Females and males of C. brunneus were collected in Miami-Dade County, Florida (25.63955°N, 80.29462°W), from the flowers of Asystasia gangetica (L.) T. Anderson (Acanthaceae) (chinese violet, ganges primrose), an invasive and widely distributed weed in south Florida (Langeland et al. 2008). Specimens were slide prepared, identified using dichotomous keys (Mound & Marullo 1996; Mound & Nickle 2009; Masumoto 2010), and compared with voucher specimens from quarantine inspections of the United States Department of Agriculture- Animal and Plant Health Inspection Service-Plant Protection and Quarantine. Voucher specimens were deposited in the Florida State Collection of Arthropods (FSCA), Gainesville, Florida. An abbreviated morphological description and diagnosis relative to co-occurring species in Florida is provided.

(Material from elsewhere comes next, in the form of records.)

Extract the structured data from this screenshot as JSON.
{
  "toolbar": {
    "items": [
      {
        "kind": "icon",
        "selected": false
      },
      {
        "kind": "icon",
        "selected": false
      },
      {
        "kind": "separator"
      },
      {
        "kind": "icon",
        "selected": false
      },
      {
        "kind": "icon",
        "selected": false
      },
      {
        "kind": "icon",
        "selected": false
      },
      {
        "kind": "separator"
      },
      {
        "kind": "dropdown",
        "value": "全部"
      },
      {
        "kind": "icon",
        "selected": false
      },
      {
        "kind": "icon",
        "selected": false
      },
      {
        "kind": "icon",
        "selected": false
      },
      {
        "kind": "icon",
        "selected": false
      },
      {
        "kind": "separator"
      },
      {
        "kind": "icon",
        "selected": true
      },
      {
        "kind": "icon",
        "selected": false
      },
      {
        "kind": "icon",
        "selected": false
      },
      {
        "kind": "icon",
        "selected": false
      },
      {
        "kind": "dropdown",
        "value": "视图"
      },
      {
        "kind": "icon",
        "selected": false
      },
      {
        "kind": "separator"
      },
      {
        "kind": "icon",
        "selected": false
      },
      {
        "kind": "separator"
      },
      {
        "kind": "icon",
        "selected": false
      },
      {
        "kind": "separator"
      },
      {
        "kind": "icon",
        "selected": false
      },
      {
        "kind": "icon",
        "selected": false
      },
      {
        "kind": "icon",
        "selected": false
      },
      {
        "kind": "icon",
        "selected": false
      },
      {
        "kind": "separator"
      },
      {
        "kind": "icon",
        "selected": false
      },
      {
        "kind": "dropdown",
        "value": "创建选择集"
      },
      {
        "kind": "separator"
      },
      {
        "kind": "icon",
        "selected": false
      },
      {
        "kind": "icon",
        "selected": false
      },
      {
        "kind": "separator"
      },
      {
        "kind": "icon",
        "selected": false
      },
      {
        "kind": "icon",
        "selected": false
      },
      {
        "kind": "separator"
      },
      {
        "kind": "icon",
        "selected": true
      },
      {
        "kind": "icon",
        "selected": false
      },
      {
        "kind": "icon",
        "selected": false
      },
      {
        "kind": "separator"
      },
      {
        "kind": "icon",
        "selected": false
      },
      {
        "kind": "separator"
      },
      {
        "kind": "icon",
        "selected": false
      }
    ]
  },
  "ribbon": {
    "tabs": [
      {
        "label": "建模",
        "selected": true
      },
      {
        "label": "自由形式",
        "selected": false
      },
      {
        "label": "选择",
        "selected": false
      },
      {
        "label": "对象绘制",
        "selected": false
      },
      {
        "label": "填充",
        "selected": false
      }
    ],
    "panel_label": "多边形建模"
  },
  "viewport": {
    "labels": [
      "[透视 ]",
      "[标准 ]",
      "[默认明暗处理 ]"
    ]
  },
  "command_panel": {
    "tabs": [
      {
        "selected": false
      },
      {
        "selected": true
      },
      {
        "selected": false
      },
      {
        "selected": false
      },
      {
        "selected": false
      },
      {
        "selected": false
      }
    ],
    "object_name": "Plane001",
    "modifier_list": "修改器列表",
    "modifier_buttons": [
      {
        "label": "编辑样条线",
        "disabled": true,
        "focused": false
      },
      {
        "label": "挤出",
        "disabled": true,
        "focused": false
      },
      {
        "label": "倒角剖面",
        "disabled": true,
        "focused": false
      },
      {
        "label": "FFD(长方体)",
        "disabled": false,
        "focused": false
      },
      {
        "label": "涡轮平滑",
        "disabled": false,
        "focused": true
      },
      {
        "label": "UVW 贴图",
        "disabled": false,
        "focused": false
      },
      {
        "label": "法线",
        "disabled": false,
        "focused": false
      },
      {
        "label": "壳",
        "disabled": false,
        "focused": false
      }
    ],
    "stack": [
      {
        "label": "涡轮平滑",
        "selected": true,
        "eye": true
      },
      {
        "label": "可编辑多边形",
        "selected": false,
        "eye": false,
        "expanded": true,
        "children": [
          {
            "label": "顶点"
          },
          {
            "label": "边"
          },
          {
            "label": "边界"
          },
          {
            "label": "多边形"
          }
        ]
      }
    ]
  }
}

A combination of characters and states distinguish females of C. brunneus from those of other common flower-inhabiting Thripidae in Florida. Body brown, forewings and scale shaded brown (Fig. 1). Forewing scale with 6–8 marginal setae and discal setae absent (Fig. 2). Antenna 8-segmented. Head with 3 pairs of ocellar setae. Ocellar setae pair I usually arranged longitudinally (Fig. 3). Metanotal campaniform sensilla absent. Abdominal tergal ctenidia absent, but tergite VIII possesses scattered microtrichia sublaterally that may be interpreted as ctenidia. Posteromarginal comb tergite VIII complete and composed of long, evenly spaced microtrichia.
The male, similar in color to the female (Fig. 4), is differentiated from other Thripidae males encountered in Florida by the presence of irregular transverse rows of round to oval pore plates on sternites III– VII (Fig. 5). The pore plates are visible on alcohol preserved specimens under the dissecting microscope.